The Austrian Grand Prix completed just before 11:00 a.m. Eastern time this morning, yet the results you saw were overturned more than four hours later.
Max Verstappen retained his lead, but a series of 12 distinct time penalties imposed after a review of an extraordinary amount of track rules violations resulted in significant changes across the top ten.
The FIA had already indicated earlier today that due to the large number of recorded track limits violations (over 1200), the infractions could not be examined during the race.
The fact meant that race control did the majority of the post-race officiating, eventually deciding on enough penalties that the actual penalty structure had to be clarified in a way that made the
decisions more forgiving: four infractions meant a five second penalty, and five meant ten, but instead of adding five seconds for each subsequent off-track excursion, the series decided that the counter would reset after every five infractions.
This meant that Esteban Ocon, who committed a particularly egregious amount of trips off the racing surface, was penalized four times for a total of 30 seconds on the final scoring sheet.

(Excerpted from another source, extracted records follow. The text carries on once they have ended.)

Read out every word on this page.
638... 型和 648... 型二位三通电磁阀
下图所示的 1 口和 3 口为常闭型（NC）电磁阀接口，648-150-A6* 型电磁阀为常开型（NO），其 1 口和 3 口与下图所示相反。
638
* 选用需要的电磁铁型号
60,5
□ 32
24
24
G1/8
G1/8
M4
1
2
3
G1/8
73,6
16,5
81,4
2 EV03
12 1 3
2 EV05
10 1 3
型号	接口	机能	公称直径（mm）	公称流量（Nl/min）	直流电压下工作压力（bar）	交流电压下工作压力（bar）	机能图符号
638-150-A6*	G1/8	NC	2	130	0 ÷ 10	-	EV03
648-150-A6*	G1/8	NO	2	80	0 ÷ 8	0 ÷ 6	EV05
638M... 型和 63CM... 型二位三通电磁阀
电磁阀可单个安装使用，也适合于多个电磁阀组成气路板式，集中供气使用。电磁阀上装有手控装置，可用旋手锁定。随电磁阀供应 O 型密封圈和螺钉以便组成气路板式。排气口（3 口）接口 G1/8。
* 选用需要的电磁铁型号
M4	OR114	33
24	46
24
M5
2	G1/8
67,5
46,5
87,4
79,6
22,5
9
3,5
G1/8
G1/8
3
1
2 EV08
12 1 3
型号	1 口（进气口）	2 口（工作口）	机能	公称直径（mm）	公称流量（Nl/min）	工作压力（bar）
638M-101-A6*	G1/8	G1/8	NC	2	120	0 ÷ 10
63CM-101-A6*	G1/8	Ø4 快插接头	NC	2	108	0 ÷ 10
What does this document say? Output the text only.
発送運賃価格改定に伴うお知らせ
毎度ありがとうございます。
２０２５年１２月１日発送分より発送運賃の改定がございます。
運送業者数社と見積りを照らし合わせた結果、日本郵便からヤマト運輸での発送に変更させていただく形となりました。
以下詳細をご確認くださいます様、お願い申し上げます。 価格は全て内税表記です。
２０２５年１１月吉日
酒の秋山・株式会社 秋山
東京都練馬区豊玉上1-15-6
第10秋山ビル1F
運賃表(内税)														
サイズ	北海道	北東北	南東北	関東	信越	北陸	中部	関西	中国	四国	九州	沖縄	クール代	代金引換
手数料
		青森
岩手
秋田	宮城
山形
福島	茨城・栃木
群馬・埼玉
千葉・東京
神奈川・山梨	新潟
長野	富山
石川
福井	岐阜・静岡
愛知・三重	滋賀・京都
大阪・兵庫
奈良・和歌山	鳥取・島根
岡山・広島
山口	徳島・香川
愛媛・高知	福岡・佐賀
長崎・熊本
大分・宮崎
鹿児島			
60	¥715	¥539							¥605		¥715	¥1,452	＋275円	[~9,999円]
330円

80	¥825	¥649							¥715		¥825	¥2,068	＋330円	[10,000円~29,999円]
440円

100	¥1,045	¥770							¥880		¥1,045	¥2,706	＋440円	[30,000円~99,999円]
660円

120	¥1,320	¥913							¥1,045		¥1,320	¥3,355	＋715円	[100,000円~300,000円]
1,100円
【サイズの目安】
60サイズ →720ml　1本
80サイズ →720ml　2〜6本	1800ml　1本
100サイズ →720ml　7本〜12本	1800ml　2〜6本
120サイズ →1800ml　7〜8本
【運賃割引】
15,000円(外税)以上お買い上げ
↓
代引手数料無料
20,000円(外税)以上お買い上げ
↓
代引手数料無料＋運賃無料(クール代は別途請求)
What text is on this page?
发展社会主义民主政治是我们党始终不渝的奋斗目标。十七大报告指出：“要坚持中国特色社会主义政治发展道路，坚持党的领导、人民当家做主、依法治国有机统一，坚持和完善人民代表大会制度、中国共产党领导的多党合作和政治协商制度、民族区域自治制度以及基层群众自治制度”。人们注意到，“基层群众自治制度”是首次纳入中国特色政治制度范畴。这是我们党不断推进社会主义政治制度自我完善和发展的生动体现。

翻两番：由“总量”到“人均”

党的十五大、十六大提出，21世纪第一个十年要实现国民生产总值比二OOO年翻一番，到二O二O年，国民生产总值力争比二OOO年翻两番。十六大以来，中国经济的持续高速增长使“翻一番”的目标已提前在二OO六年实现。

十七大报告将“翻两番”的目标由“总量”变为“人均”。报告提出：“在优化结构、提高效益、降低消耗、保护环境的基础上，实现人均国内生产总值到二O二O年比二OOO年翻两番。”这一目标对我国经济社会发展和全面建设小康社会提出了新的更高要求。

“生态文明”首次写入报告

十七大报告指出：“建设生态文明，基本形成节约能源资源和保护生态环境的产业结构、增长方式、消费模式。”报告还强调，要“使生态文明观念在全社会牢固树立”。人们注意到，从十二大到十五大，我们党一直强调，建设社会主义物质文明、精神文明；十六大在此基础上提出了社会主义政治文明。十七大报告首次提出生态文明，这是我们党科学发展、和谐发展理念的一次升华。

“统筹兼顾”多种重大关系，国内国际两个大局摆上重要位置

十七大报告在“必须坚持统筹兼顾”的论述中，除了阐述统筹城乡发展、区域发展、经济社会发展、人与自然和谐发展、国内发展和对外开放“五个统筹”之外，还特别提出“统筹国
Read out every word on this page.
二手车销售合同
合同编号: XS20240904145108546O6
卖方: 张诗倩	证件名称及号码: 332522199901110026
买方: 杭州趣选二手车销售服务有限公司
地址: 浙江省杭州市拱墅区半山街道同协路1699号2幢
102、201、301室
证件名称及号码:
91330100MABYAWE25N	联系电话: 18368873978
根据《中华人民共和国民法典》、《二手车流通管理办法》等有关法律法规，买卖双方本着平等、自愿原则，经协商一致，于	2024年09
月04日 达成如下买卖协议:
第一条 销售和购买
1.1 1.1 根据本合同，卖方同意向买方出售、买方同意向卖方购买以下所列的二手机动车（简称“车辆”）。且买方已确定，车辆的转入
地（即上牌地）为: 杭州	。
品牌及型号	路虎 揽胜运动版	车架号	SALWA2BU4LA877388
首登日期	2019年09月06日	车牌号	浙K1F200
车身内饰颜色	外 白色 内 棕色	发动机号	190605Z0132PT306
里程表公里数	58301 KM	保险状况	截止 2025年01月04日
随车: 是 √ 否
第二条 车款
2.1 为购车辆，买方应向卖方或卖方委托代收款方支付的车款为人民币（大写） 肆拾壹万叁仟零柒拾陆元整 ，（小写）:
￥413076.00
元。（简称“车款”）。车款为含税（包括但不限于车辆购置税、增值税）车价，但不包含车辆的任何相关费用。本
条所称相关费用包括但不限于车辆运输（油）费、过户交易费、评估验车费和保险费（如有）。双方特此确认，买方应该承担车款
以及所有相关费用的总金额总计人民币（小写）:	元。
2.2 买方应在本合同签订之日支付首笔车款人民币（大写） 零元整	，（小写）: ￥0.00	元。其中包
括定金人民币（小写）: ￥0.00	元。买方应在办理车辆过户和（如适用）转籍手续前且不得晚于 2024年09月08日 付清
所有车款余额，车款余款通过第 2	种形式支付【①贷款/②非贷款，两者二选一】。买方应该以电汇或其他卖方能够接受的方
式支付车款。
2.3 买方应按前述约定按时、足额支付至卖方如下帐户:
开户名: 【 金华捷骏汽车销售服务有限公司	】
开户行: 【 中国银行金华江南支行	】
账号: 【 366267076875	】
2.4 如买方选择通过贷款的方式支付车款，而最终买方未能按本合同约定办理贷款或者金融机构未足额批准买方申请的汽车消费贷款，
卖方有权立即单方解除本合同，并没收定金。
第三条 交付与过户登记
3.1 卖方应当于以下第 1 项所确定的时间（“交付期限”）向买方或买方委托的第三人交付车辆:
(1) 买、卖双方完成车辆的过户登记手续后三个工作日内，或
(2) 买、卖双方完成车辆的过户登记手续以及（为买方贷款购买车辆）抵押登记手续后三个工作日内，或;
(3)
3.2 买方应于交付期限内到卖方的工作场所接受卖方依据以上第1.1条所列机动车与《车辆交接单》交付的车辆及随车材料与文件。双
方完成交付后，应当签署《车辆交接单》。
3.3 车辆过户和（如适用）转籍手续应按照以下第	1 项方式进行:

The more significant penalties were handed out to Carlos Sainz and Lewis Hamilton, while penalties handed out to Pierre Gasly, Alex Albon, Logan Sargeant, Nyck de Vries, and Yuki Tsunoda bring the total number of time penalties handed out to an even dozen.
Officials from the series have already demanded that the circuit fix the issue, but gravel traps in the two fast corners most impacted have been
deemed problematic because MotoGP also competes at the Red Bull Ring. Hopefully, the British Grand Prix at Silverstone next weekend will be less perplexing.